Adam Levy, Esq. is the managing member of Levy & Levy, LLC. He founded this insurance defense firm in 2005. Today, Levy & Levy, LLC, has a presence throughout Florida, Georgia, Illinois, and Pennsylvania and handles workers’ compensation, employment law, subrogation, and general liability on behalf of a number of Fortune 500 companies. In 1988, Adam graduated from the University of Virginia where he was a member of the Jefferson Literary and Debating Society. He earned his J.D. degree in 1993 at the Dickinson School of Law, where he was a member of the Trial Moot Court.
Adam is a member of the Florida Bar, Workers’ Compensation Section, as well as the United States District Court for the Northern, Middle and Southern Districts of Florida. Adam is licensed by the Florida Department of Financial Services to provide adjusters with Continuing Education Units (CEUs). He has served as the CEU class presenter for Florida’s major carriers. He was a seminar presenter in July 2017 on “Personal Injury & Wrongful Death ‑ Recent Caselaw” for the Florida Association of Self Insured (FASI). Since 2013, Adam has edited and written a Florida Workers’ Compensation Digest update with a semi‑weekly circulation of over 2,500 claim handlers. He also edits and writes for Levy & Levy’s General Liability Caselaw Digest. In 2021, he authored an article “120-Day Rule – Evidentiary Considerations from a Defense Perspective” for the Workers’ Compensation Section of the FL Bar.

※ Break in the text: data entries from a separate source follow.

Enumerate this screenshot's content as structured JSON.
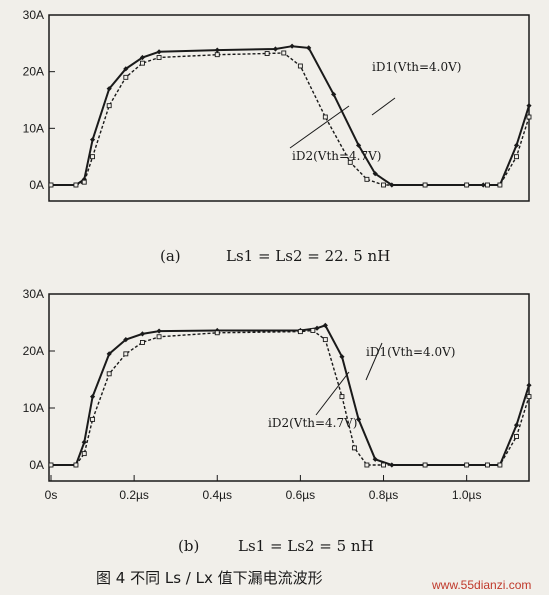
{
  "chart_data": [
    {
      "type": "line",
      "panel": "(a)",
      "caption_prefix": "(a)",
      "caption_formula": "Ls1 = Ls2 = 22. 5 nH",
      "ylim": [
        0,
        30
      ],
      "xlim": [
        0,
        1.15
      ],
      "yticks": [
        "0A",
        "10A",
        "20A",
        "30A"
      ],
      "xticks": [],
      "series": [
        {
          "name": "iD1(Vth=4.0V)",
          "style": "solid",
          "x": [
            0,
            0.06,
            0.08,
            0.1,
            0.14,
            0.18,
            0.22,
            0.26,
            0.4,
            0.54,
            0.58,
            0.62,
            0.68,
            0.74,
            0.78,
            0.82,
            0.9,
            1.0,
            1.04,
            1.08,
            1.12,
            1.15
          ],
          "y": [
            0,
            0,
            1,
            8,
            17,
            20.5,
            22.5,
            23.5,
            23.8,
            24,
            24.5,
            24.2,
            16,
            7,
            2,
            0,
            0,
            0,
            0,
            0,
            7,
            14
          ]
        },
        {
          "name": "iD2(Vth=4.7V)",
          "style": "dashed",
          "x": [
            0,
            0.06,
            0.08,
            0.1,
            0.14,
            0.18,
            0.22,
            0.26,
            0.4,
            0.52,
            0.56,
            0.6,
            0.66,
            0.72,
            0.76,
            0.8,
            0.9,
            1.0,
            1.05,
            1.08,
            1.12,
            1.15
          ],
          "y": [
            0,
            0,
            0.5,
            5,
            14,
            19,
            21.5,
            22.5,
            23,
            23.2,
            23.3,
            21,
            12,
            4,
            1,
            0,
            0,
            0,
            0,
            0,
            5,
            12
          ]
        }
      ],
      "labels": {
        "d1": "iD1(Vth=4.0V)",
        "d2": "iD2(Vth=4.7V)"
      }
    },
    {
      "type": "line",
      "panel": "(b)",
      "caption_prefix": "(b)",
      "caption_formula": "Ls1 = Ls2 = 5 nH",
      "ylim": [
        0,
        30
      ],
      "xlim": [
        0,
        1.15
      ],
      "yticks": [
        "0A",
        "10A",
        "20A",
        "30A"
      ],
      "xticks": [
        "0s",
        "0.2µs",
        "0.4µs",
        "0.6µs",
        "0.8µs",
        "1.0µs"
      ],
      "series": [
        {
          "name": "iD1(Vth=4.0V)",
          "style": "solid",
          "x": [
            0,
            0.06,
            0.08,
            0.1,
            0.14,
            0.18,
            0.22,
            0.26,
            0.4,
            0.6,
            0.64,
            0.66,
            0.7,
            0.74,
            0.78,
            0.82,
            0.9,
            1.0,
            1.05,
            1.08,
            1.12,
            1.15
          ],
          "y": [
            0,
            0,
            4,
            12,
            19.5,
            22,
            23,
            23.5,
            23.6,
            23.6,
            24,
            24.5,
            19,
            8,
            1,
            0,
            0,
            0,
            0,
            0,
            7,
            14
          ]
        },
        {
          "name": "iD2(Vth=4.7V)",
          "style": "dashed",
          "x": [
            0,
            0.06,
            0.08,
            0.1,
            0.14,
            0.18,
            0.22,
            0.26,
            0.4,
            0.6,
            0.63,
            0.66,
            0.7,
            0.73,
            0.76,
            0.8,
            0.9,
            1.0,
            1.05,
            1.08,
            1.12,
            1.15
          ],
          "y": [
            0,
            0,
            2,
            8,
            16,
            19.5,
            21.5,
            22.5,
            23.2,
            23.4,
            23.6,
            22,
            12,
            3,
            0,
            0,
            0,
            0,
            0,
            0,
            5,
            12
          ]
        }
      ],
      "labels": {
        "d1": "iD1(Vth=4.0V)",
        "d2": "iD2(Vth=4.7V)"
      }
    }
  ],
  "figure_caption": "图 4   不同 Ls / Lx 值下漏电流波形",
  "watermark": "www.55dianzi.com",
  "colors": {
    "background": "#f1efea",
    "ink": "#1a1a1a",
    "watermark": "#c0392b"
  }
}
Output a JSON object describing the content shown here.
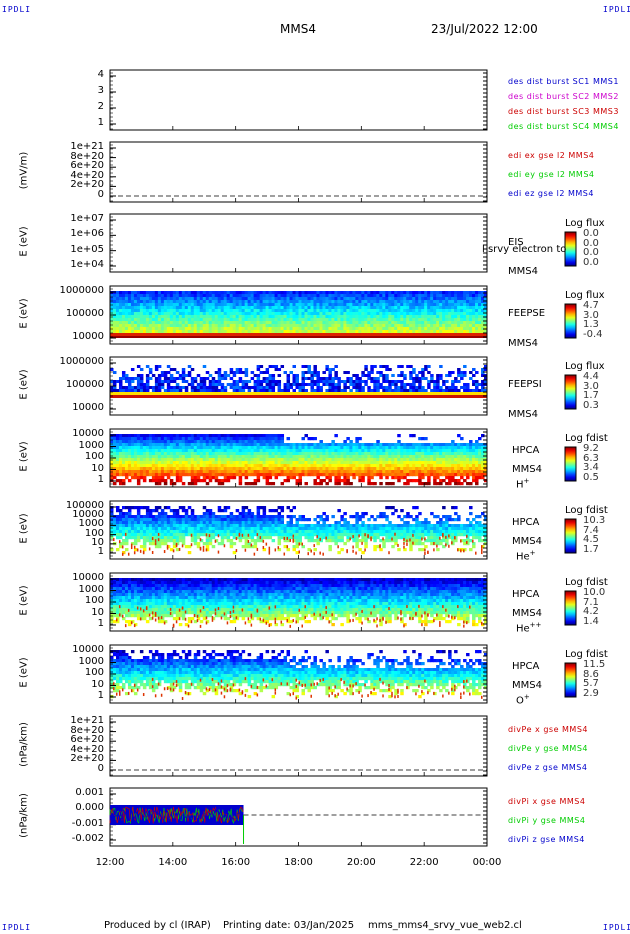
{
  "header": {
    "corner_tl": "IPDLI",
    "corner_tr": "IPDLI",
    "corner_bl": "IPDLI",
    "corner_br": "IPDLI",
    "spacecraft": "MMS4",
    "datetime": "23/Jul/2022 12:00"
  },
  "footer": {
    "produced": "Produced by cl (IRAP)",
    "printing": "Printing date: 03/Jan/2025",
    "file": "mms_mms4_srvy_vue_web2.cl"
  },
  "colors": {
    "blue": "#0000cc",
    "magenta": "#cc00cc",
    "red": "#cc0000",
    "green": "#00cc00"
  },
  "chart_data": {
    "type": "heatmap",
    "xlabel": "",
    "x_ticks": [
      "12:00",
      "14:00",
      "16:00",
      "18:00",
      "20:00",
      "22:00",
      "00:00"
    ],
    "panels": [
      {
        "id": "burst",
        "ylabel": "",
        "yticks": [
          "4",
          "3",
          "2",
          "1"
        ],
        "legend": [
          {
            "text": "des dist burst SC1 MMS1",
            "color": "blue"
          },
          {
            "text": "des dist burst SC2 MMS2",
            "color": "magenta"
          },
          {
            "text": "des dist burst SC3 MMS3",
            "color": "red"
          },
          {
            "text": "des dist burst SC4 MMS4",
            "color": "green"
          }
        ]
      },
      {
        "id": "edi",
        "ylabel": "(mV/m)",
        "yticks": [
          "1e+21",
          "8e+20",
          "6e+20",
          "4e+20",
          "2e+20",
          "0"
        ],
        "legend": [
          {
            "text": "edi ex gse l2 MMS4",
            "color": "red"
          },
          {
            "text": "edi ey gse l2 MMS4",
            "color": "green"
          },
          {
            "text": "edi ez gse l2 MMS4",
            "color": "blue"
          }
        ]
      },
      {
        "id": "eis",
        "ylabel": "E (eV)",
        "yticks": [
          "1e+07",
          "1e+06",
          "1e+05",
          "1e+04"
        ],
        "right_labels": [
          "EIS",
          "MMS4"
        ],
        "overlay_text": "l srvy electron to",
        "cbar_title": "Log flux",
        "cbar_values": [
          "0.0",
          "0.0",
          "0.0",
          "0.0"
        ]
      },
      {
        "id": "feepse",
        "ylabel": "E (eV)",
        "yticks": [
          "1000000",
          "100000",
          "10000"
        ],
        "right_labels": [
          "FEEPSE",
          "MMS4"
        ],
        "cbar_title": "Log flux",
        "cbar_values": [
          "4.7",
          "3.0",
          "1.3",
          "-0.4"
        ]
      },
      {
        "id": "feepsi",
        "ylabel": "E (eV)",
        "yticks": [
          "1000000",
          "100000",
          "10000"
        ],
        "right_labels": [
          "FEEPSI",
          "MMS4"
        ],
        "cbar_title": "Log flux",
        "cbar_values": [
          "4.4",
          "3.0",
          "1.7",
          "0.3"
        ]
      },
      {
        "id": "hpca_h",
        "ylabel": "E (eV)",
        "yticks": [
          "10000",
          "1000",
          "100",
          "10",
          "1"
        ],
        "right_labels": [
          "HPCA",
          "MMS4"
        ],
        "species": "H",
        "species_sup": "+",
        "cbar_title": "Log fdist",
        "cbar_values": [
          "9.2",
          "6.3",
          "3.4",
          "0.5"
        ]
      },
      {
        "id": "hpca_he",
        "ylabel": "E (eV)",
        "yticks": [
          "100000",
          "10000",
          "1000",
          "100",
          "10",
          "1"
        ],
        "right_labels": [
          "HPCA",
          "MMS4"
        ],
        "species": "He",
        "species_sup": "+",
        "cbar_title": "Log fdist",
        "cbar_values": [
          "10.3",
          "7.4",
          "4.5",
          "1.7"
        ]
      },
      {
        "id": "hpca_he2",
        "ylabel": "E (eV)",
        "yticks": [
          "10000",
          "1000",
          "100",
          "10",
          "1"
        ],
        "right_labels": [
          "HPCA",
          "MMS4"
        ],
        "species": "He",
        "species_sup": "++",
        "cbar_title": "Log fdist",
        "cbar_values": [
          "10.0",
          "7.1",
          "4.2",
          "1.4"
        ]
      },
      {
        "id": "hpca_o",
        "ylabel": "E (eV)",
        "yticks": [
          "10000",
          "1000",
          "100",
          "10",
          "1"
        ],
        "right_labels": [
          "HPCA",
          "MMS4"
        ],
        "species": "O",
        "species_sup": "+",
        "cbar_title": "Log fdist",
        "cbar_values": [
          "11.5",
          "8.6",
          "5.7",
          "2.9"
        ]
      },
      {
        "id": "divpe",
        "ylabel": "(nPa/km)",
        "yticks": [
          "1e+21",
          "8e+20",
          "6e+20",
          "4e+20",
          "2e+20",
          "0"
        ],
        "legend": [
          {
            "text": "divPe x gse MMS4",
            "color": "red"
          },
          {
            "text": "divPe y gse MMS4",
            "color": "green"
          },
          {
            "text": "divPe z gse MMS4",
            "color": "blue"
          }
        ]
      },
      {
        "id": "divpi",
        "ylabel": "(nPa/km)",
        "yticks": [
          "0.001",
          "0.000",
          "-0.001",
          "-0.002"
        ],
        "legend": [
          {
            "text": "divPi x gse MMS4",
            "color": "red"
          },
          {
            "text": "divPi y gse MMS4",
            "color": "green"
          },
          {
            "text": "divPi z gse MMS4",
            "color": "blue"
          }
        ]
      }
    ]
  }
}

Adam has brought over 40 cases to adjudication with final orders in workers’ compensation. Trials include the following adjudications: a defense verdict denying knee compensability; a defense verdict based on a fraud defense due to an employee earnings report misrepresentation; a defense verdict based on fraud found relating to two dates of accident, and where there was a pending claim for permanent total disability; a defense verdict finding that further treatment was not related to the work accident following a compensable cervical fusion; a defense verdict where psychiatric and urologic treatment were denied, and apportionment of 25% was awarded; a defense verdict finding the treating physician’s recommended fusion was not work related; a defense verdict awarding an apportionment of 30%. In addition, Adam has prevailed in two Georgia workers’ compensation trials pro hac vice. Adam has tried over 100 cases before juries, including acquittals in three capital trials.